Но меня больше заботила реальная цена самой драгоценности, нежели всякие темные сказки, вертящиеся вокруг нее. О ней на борту не знал никто, кроме меня, я никому не собирался рассказывать об этом – и в первую очередь самому Син Бен У. Я сложил все шкатулки, как они должны были быть, и поставил ларец в угол каюты, а бриллиант, завернув в тряпку, убрал обратно в сейф. Так-то лучше! На душе у меня стало спокойно как никогда. Маленькая безвестная танцовщица просто исчезла: в «Летучей рыбе», ей быстро нашли замену, и никому уже не было никакого дела ни до ее былого умения, ни до ее чувств и переживаний…

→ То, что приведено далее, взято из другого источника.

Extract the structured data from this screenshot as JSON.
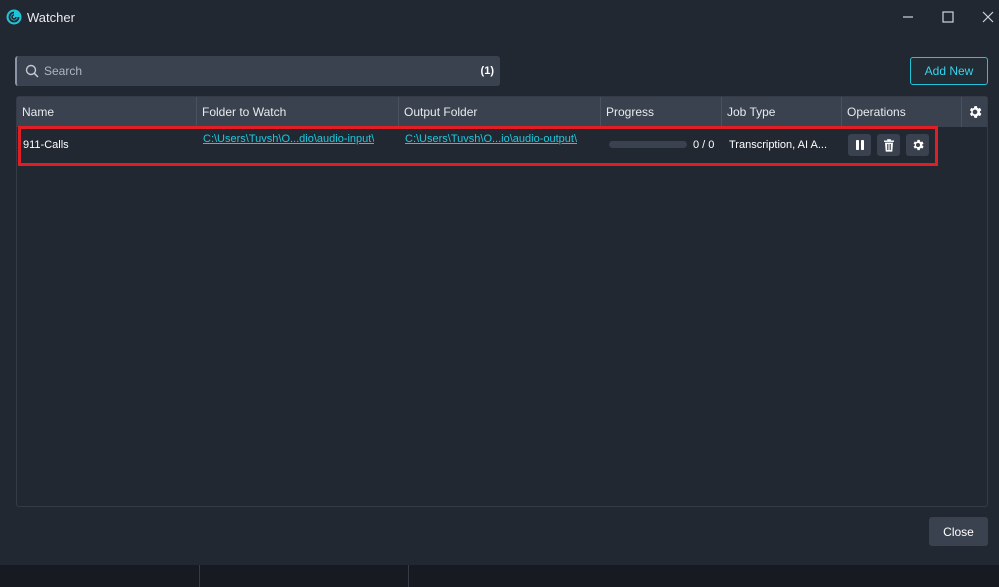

Добрую половину ночи просидел я в каюте «Октавиуса», при свете свечей подсчитывая общие расходы и убытки, понесенные судном от минувшего шторма. Наверху последовала команда: «Гасить огни» – и я, словно повинуясь ей, задул свечи и, не раздеваясь, лег спать.

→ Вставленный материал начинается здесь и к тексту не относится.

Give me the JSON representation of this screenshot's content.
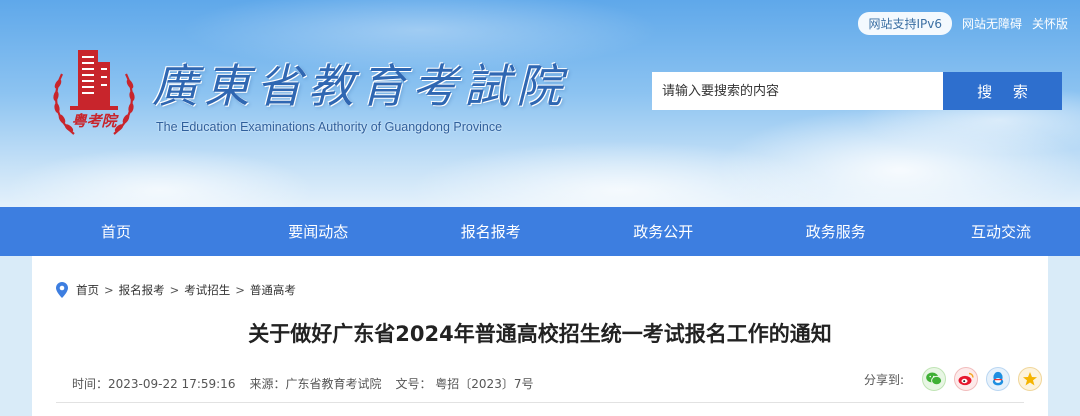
{
  "top_links": {
    "ipv6": "网站支持IPv6",
    "accessibility": "网站无障碍",
    "care_version": "关怀版"
  },
  "header": {
    "title": "廣東省教育考試院",
    "subtitle": "The Education Examinations Authority of Guangdong Province",
    "logo_text": "粤考院"
  },
  "search": {
    "placeholder": "请输入要搜索的内容",
    "button_label": "搜 索"
  },
  "nav": {
    "items": [
      "首页",
      "要闻动态",
      "报名报考",
      "政务公开",
      "政务服务",
      "互动交流"
    ]
  },
  "breadcrumb": {
    "items": [
      "首页",
      "报名报考",
      "考试招生",
      "普通高考"
    ],
    "separator": ">"
  },
  "article": {
    "title": "关于做好广东省2024年普通高校招生统一考试报名工作的通知",
    "time": "时间：2023-09-22 17:59:16",
    "source": "来源：广东省教育考试院",
    "doc_no": "文号： 粤招〔2023〕7号"
  },
  "share": {
    "label": "分享到:",
    "targets": [
      "wechat-icon",
      "weibo-icon",
      "qq-icon",
      "qzone-icon"
    ]
  },
  "colors": {
    "nav_bg": "#3d7ee0",
    "search_button": "#2e6fce",
    "logo_red": "#c8252c",
    "title_blue": "#2f67b2"
  }
}
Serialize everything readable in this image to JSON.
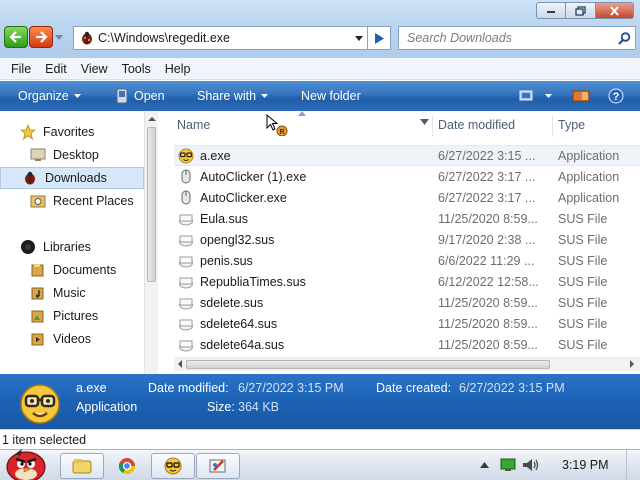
{
  "window": {
    "minimize_icon": "minimize-icon",
    "maximize_icon": "restore-icon",
    "close_icon": "close-icon"
  },
  "address_bar": {
    "path": "C:\\Windows\\regedit.exe",
    "icon": "regedit-ladybug-icon"
  },
  "search": {
    "placeholder": "Search Downloads"
  },
  "menu": {
    "items": [
      {
        "label": "File"
      },
      {
        "label": "Edit"
      },
      {
        "label": "View"
      },
      {
        "label": "Tools"
      },
      {
        "label": "Help"
      }
    ]
  },
  "commands": {
    "organize": "Organize",
    "open": "Open",
    "share": "Share with",
    "new_folder": "New folder"
  },
  "nav": {
    "favorites": {
      "label": "Favorites",
      "items": [
        {
          "label": "Desktop"
        },
        {
          "label": "Downloads",
          "selected": true
        },
        {
          "label": "Recent Places"
        }
      ]
    },
    "libraries": {
      "label": "Libraries",
      "items": [
        {
          "label": "Documents"
        },
        {
          "label": "Music"
        },
        {
          "label": "Pictures"
        },
        {
          "label": "Videos"
        }
      ]
    }
  },
  "file_list": {
    "columns": {
      "name": "Name",
      "date": "Date modified",
      "type": "Type"
    },
    "rows": [
      {
        "name": "a.exe",
        "date": "6/27/2022 3:15 ...",
        "type": "Application",
        "icon": "nerd-face-icon",
        "selected": true
      },
      {
        "name": "AutoClicker (1).exe",
        "date": "6/27/2022 3:17 ...",
        "type": "Application",
        "icon": "mouse-icon"
      },
      {
        "name": "AutoClicker.exe",
        "date": "6/27/2022 3:17 ...",
        "type": "Application",
        "icon": "mouse-icon"
      },
      {
        "name": "Eula.sus",
        "date": "11/25/2020 8:59...",
        "type": "SUS File",
        "icon": "generic-file-icon"
      },
      {
        "name": "opengl32.sus",
        "date": "9/17/2020 2:38 ...",
        "type": "SUS File",
        "icon": "generic-file-icon"
      },
      {
        "name": "penis.sus",
        "date": "6/6/2022 11:29 ...",
        "type": "SUS File",
        "icon": "generic-file-icon"
      },
      {
        "name": "RepubliaTimes.sus",
        "date": "6/12/2022 12:58...",
        "type": "SUS File",
        "icon": "generic-file-icon"
      },
      {
        "name": "sdelete.sus",
        "date": "11/25/2020 8:59...",
        "type": "SUS File",
        "icon": "generic-file-icon"
      },
      {
        "name": "sdelete64.sus",
        "date": "11/25/2020 8:59...",
        "type": "SUS File",
        "icon": "generic-file-icon"
      },
      {
        "name": "sdelete64a.sus",
        "date": "11/25/2020 8:59...",
        "type": "SUS File",
        "icon": "generic-file-icon"
      }
    ]
  },
  "details": {
    "name": "a.exe",
    "type": "Application",
    "modified_label": "Date modified:",
    "modified_value": "6/27/2022 3:15 PM",
    "created_label": "Date created:",
    "created_value": "6/27/2022 3:15 PM",
    "size_label": "Size:",
    "size_value": "364 KB"
  },
  "status": {
    "text": "1 item selected"
  },
  "taskbar": {
    "start_icon": "angry-bird-start-icon",
    "apps": [
      {
        "icon": "explorer-folder-icon"
      },
      {
        "icon": "chrome-icon"
      },
      {
        "icon": "nerd-face-icon",
        "active": true
      },
      {
        "icon": "paint-icon"
      }
    ],
    "clock": "3:19 PM"
  },
  "colors": {
    "command_bar": "#2d6cb7",
    "details_pane": "#1c62b4",
    "selection": "#d6e7f9"
  }
}
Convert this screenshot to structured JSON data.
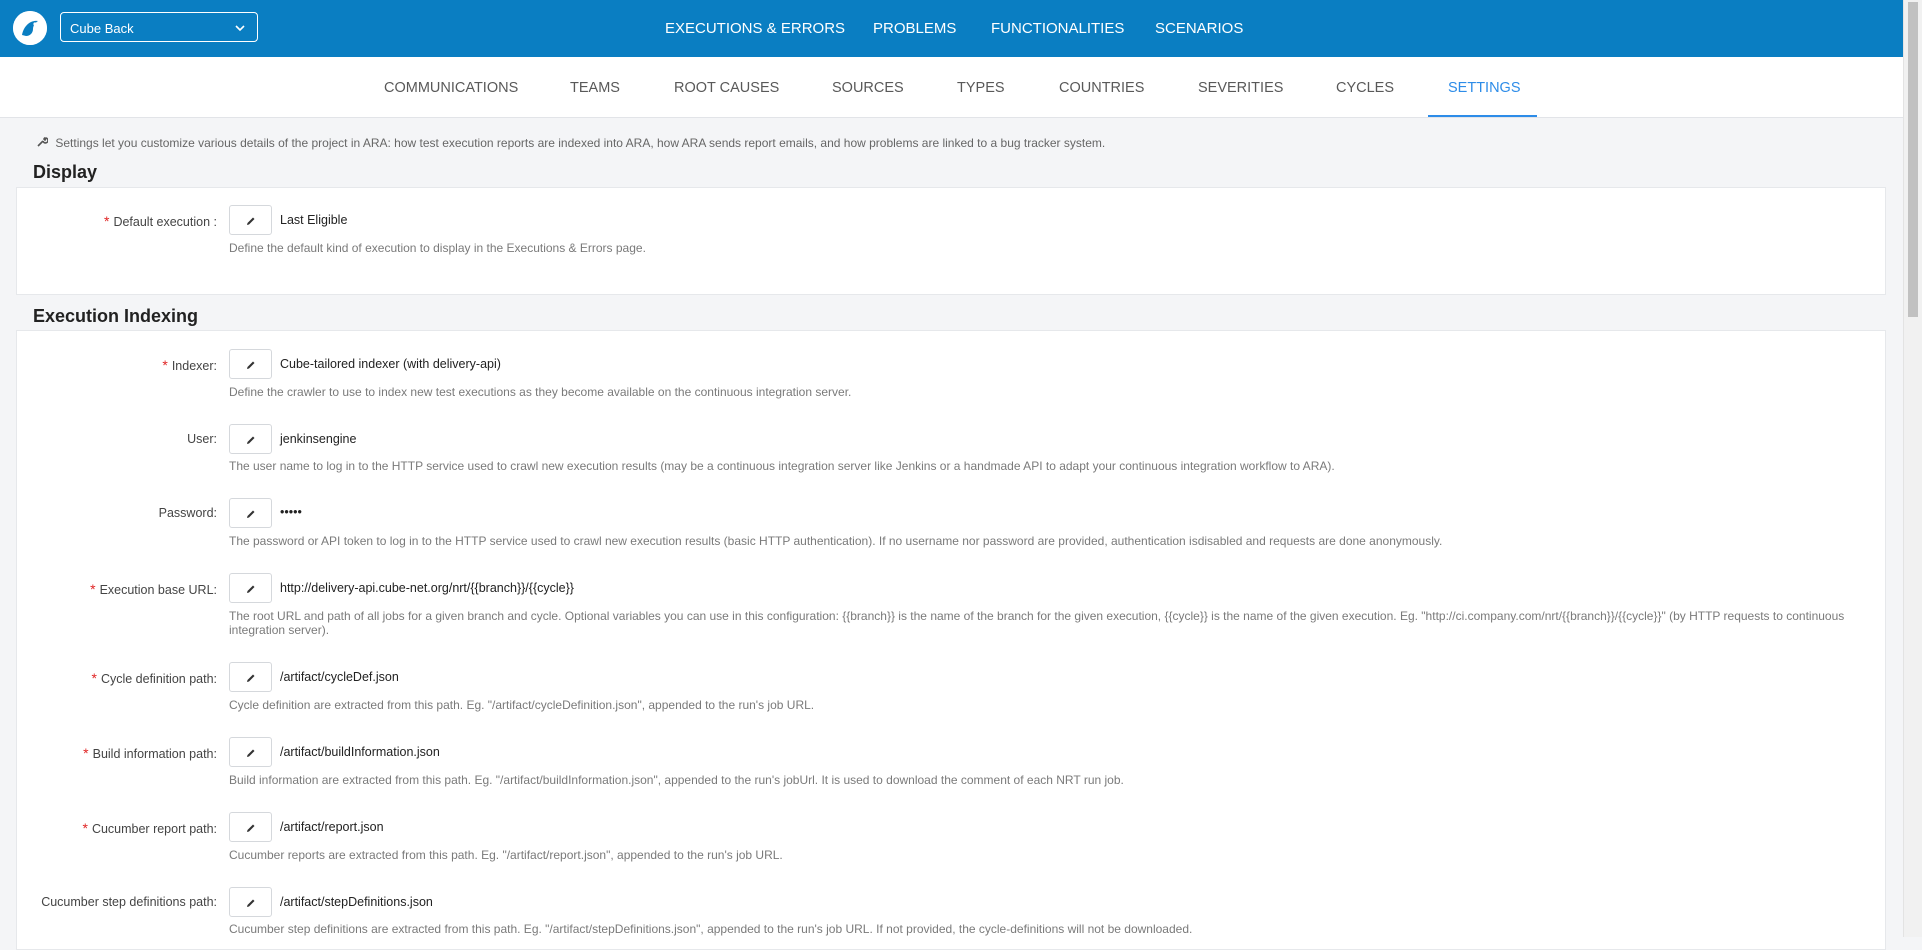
{
  "header": {
    "project": "Cube Back",
    "nav": [
      "EXECUTIONS & ERRORS",
      "PROBLEMS",
      "FUNCTIONALITIES",
      "SCENARIOS"
    ]
  },
  "subnav": {
    "items": [
      "COMMUNICATIONS",
      "TEAMS",
      "ROOT CAUSES",
      "SOURCES",
      "TYPES",
      "COUNTRIES",
      "SEVERITIES",
      "CYCLES",
      "SETTINGS"
    ],
    "active": "SETTINGS"
  },
  "intro": "Settings let you customize various details of the project in ARA: how test execution reports are indexed into ARA, how ARA sends report emails, and how problems are linked to a bug tracker system.",
  "display": {
    "title": "Display",
    "fields": [
      {
        "label": "Default execution :",
        "required": true,
        "value": "Last Eligible",
        "help": "Define the default kind of execution to display in the Executions & Errors page."
      }
    ]
  },
  "indexing": {
    "title": "Execution Indexing",
    "fields": [
      {
        "label": "Indexer:",
        "required": true,
        "value": "Cube-tailored indexer (with delivery-api)",
        "help": "Define the crawler to use to index new test executions as they become available on the continuous integration server."
      },
      {
        "label": "User:",
        "required": false,
        "value": "jenkinsengine",
        "help": "The user name to log in to the HTTP service used to crawl new execution results (may be a continuous integration server like Jenkins or a handmade API to adapt your continuous integration workflow to ARA)."
      },
      {
        "label": "Password:",
        "required": false,
        "value": "•••••",
        "help": "The password or API token to log in to the HTTP service used to crawl new execution results (basic HTTP authentication). If no username nor password are provided, authentication isdisabled and requests are done anonymously."
      },
      {
        "label": "Execution base URL:",
        "required": true,
        "value": "http://delivery-api.cube-net.org/nrt/{{branch}}/{{cycle}}",
        "help": "The root URL and path of all jobs for a given branch and cycle. Optional variables you can use in this configuration: {{branch}} is the name of the branch for the given execution, {{cycle}} is the name of the given execution. Eg. \"http://ci.company.com/nrt/{{branch}}/{{cycle}}\" (by HTTP requests to continuous integration server)."
      },
      {
        "label": "Cycle definition path:",
        "required": true,
        "value": "/artifact/cycleDef.json",
        "help": "Cycle definition are extracted from this path. Eg. \"/artifact/cycleDefinition.json\", appended to the run's job URL."
      },
      {
        "label": "Build information path:",
        "required": true,
        "value": "/artifact/buildInformation.json",
        "help": "Build information are extracted from this path. Eg. \"/artifact/buildInformation.json\", appended to the run's jobUrl. It is used to download the comment of each NRT run job."
      },
      {
        "label": "Cucumber report path:",
        "required": true,
        "value": "/artifact/report.json",
        "help": "Cucumber reports are extracted from this path. Eg. \"/artifact/report.json\", appended to the run's job URL."
      },
      {
        "label": "Cucumber step definitions path:",
        "required": false,
        "value": "/artifact/stepDefinitions.json",
        "help": "Cucumber step definitions are extracted from this path. Eg. \"/artifact/stepDefinitions.json\", appended to the run's job URL. If not provided, the cycle-definitions will not be downloaded."
      }
    ]
  },
  "icons": {
    "logo": "ara-logo-icon",
    "edit": "pencil-icon",
    "dropdown": "chevron-down-icon",
    "intro": "wrench-icon"
  },
  "colors": {
    "topbar": "#0a7ec2",
    "active_tab": "#2d8ce8",
    "required": "#e02424"
  }
}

Утро следующего дня выдалось на редкость солнечным и ясным, будто сама природа праздновала отход нашего корабля, торжественно обустроив начало моего первого морского путешествия на борту собственного корабля. Я с видом адмирала, стоящего на юте стопушечного ман-о-вара, встал на корме «Октавиуса», и, высоко задрав подбородок, смотрел на берег. Рядом со мной заняли места Ситтон и Метью, облаченные в парадную морскую форму. Команда неподвижно выстроилась вдоль бортов. Конечно, зрелище, может, было немного комичное (об этом говорило выражение лиц некоторых матросов, которые всячески старались его скрыть) – так как я подражал военному корвету, однако по-другому я никак не представлял этого торжественного дня, о котором наше семейство мечтало столько лет. Медленно подошла шлюпка с Элизабет, Рональдом Блейком, моими отцом и матерью (Дэнис в морской куртке, находящийся в унизительном чине кают-юнги, уже стоял на борту). Я вскинул руки, и музыканты заиграли гимн Британии.

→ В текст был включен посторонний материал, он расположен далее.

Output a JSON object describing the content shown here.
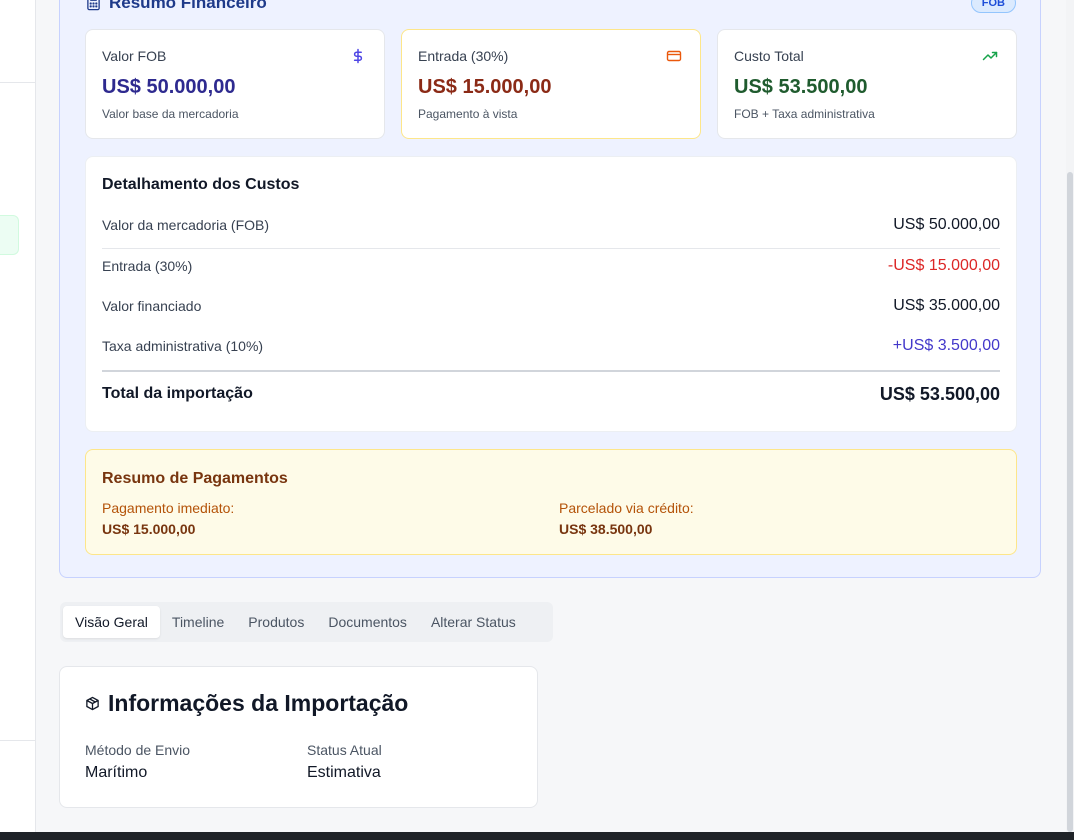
{
  "financial_summary": {
    "title": "Resumo Financeiro",
    "badge": "FOB",
    "cards": [
      {
        "label": "Valor FOB",
        "value": "US$ 50.000,00",
        "subtitle": "Valor base da mercadoria",
        "icon": "dollar-icon",
        "value_color": "#2e2a8f"
      },
      {
        "label": "Entrada (30%)",
        "value": "US$ 15.000,00",
        "subtitle": "Pagamento à vista",
        "icon": "credit-card-icon",
        "value_color": "#8b2a16"
      },
      {
        "label": "Custo Total",
        "value": "US$ 53.500,00",
        "subtitle": "FOB + Taxa administrativa",
        "icon": "trending-up-icon",
        "value_color": "#1f5b2e"
      }
    ],
    "breakdown": {
      "title": "Detalhamento dos Custos",
      "rows": [
        {
          "label": "Valor da mercadoria (FOB)",
          "value": "US$ 50.000,00"
        },
        {
          "label": "Entrada (30%)",
          "value": "-US$ 15.000,00"
        },
        {
          "label": "Valor financiado",
          "value": "US$ 35.000,00"
        },
        {
          "label": "Taxa administrativa (10%)",
          "value": "+US$ 3.500,00"
        }
      ],
      "total_label": "Total da importação",
      "total_value": "US$ 53.500,00"
    },
    "payments": {
      "title": "Resumo de Pagamentos",
      "immediate_label": "Pagamento imediato:",
      "immediate_value": "US$ 15.000,00",
      "credit_label": "Parcelado via crédito:",
      "credit_value": "US$ 38.500,00"
    }
  },
  "tabs": [
    "Visão Geral",
    "Timeline",
    "Produtos",
    "Documentos",
    "Alterar Status"
  ],
  "active_tab": "Visão Geral",
  "import_info": {
    "title": "Informações da Importação",
    "fields": [
      {
        "label": "Método de Envio",
        "value": "Marítimo"
      },
      {
        "label": "Status Atual",
        "value": "Estimativa"
      }
    ]
  },
  "colors": {
    "negative": "#dc2626",
    "positive": "#4338ca",
    "dollar_icon": "#4f46e5",
    "card_icon": "#ea580c",
    "trend_icon": "#16a34a"
  }
}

Поддерживаемая с двух сторон, моя супруга торжественно взошла на палубу «Октавиуса» – в тот же момент команда, вскинув мушкеты, дала в воздух залп. Рональд покачал головой, сдержав усмешку, но одобрительно обернулся к моему отцу. Тот кивнул, и музыка стихла.

– Ну что же, – громко сказал Блейк, обращаясь ко мне. – Я вверяю тебе в этом плавании свое самое ценное сокровище – мою дочь Элизабет. Береги ее, Ричард О’Нилл, пуще глаза своего, не отпускай никуда одну, защищай жизнь и честь ее в волнах и на суше разумом своим и руками своими. И смотри, чтобы не терпела она нужды ни в чем. Помни – лично спрошу с тебя!